Accompagnement des startups: l’effrayant désert statistique

Une palette très complète d’opérateurs et une gamme très variée de dispositifs

En Belgique, les structures d’accompagnement à la création d’entreprise sont nombreuses, variées et complémentaires : c’est un bienfait.

Parmi les principaux acteurs de l’accompagnement des créateurs d’entreprises, il y a nos nombreux opérateurs d’animation économique agréés qui incluent les opérateurs de proximité (Cap Innove, Cide-Socran, UCM, BEP, CCI Luxembourg belge, Idelux, etc.), et les opérateurs spécialisés dans les matières qui touchent à la recherche et aux technologies. Par exemple, les services de transfert de connaissances et de technologie des universités et des hautes écoles, membres du réseau LIEU (Liaison Entreprise-Université), et la vingtaine de centres de recherches agréés (Wal-Tech, Adisif, Picarré, Innovatech, etc.).

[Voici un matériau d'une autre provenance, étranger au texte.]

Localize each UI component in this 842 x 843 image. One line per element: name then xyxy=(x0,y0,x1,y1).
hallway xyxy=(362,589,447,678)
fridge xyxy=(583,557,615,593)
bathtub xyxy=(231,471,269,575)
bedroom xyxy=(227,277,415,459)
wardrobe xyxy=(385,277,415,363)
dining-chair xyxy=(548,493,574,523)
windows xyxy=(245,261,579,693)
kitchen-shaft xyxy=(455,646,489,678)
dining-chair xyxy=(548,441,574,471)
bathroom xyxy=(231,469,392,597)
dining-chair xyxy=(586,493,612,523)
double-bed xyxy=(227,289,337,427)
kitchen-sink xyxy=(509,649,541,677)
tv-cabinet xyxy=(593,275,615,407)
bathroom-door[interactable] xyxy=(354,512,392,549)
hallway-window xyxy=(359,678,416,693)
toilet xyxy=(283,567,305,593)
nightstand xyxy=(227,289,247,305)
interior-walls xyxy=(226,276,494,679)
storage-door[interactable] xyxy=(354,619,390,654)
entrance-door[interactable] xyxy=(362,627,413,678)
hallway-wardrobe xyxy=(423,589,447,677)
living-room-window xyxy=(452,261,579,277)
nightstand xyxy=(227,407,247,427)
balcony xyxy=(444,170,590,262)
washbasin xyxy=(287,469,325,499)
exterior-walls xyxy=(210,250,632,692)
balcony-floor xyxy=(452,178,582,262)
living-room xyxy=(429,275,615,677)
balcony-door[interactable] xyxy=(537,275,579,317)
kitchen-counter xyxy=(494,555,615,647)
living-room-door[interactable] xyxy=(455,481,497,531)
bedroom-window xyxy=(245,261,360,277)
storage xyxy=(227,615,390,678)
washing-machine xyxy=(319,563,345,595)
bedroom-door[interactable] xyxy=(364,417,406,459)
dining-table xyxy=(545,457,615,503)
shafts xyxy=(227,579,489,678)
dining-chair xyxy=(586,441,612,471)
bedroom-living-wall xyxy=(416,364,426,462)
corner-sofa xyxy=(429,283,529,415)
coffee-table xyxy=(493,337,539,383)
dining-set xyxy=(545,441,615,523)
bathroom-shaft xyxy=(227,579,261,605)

Le dispositif compte également des incubateurs publics spécialisés (I-Tech Incubator, WSL, etc.), des agences conseils en économie sociale (Credal, Ages, etc.) et une bonne douzaine de structures d’aide à l’autocréation d’emploi (SAACE). Sans oublier une dizaine de formations pour la création d’entreprise (dispensées par l’Ifapme, Group One, etc.) et le plan Airbag pour les indépendants (initié par le Forem).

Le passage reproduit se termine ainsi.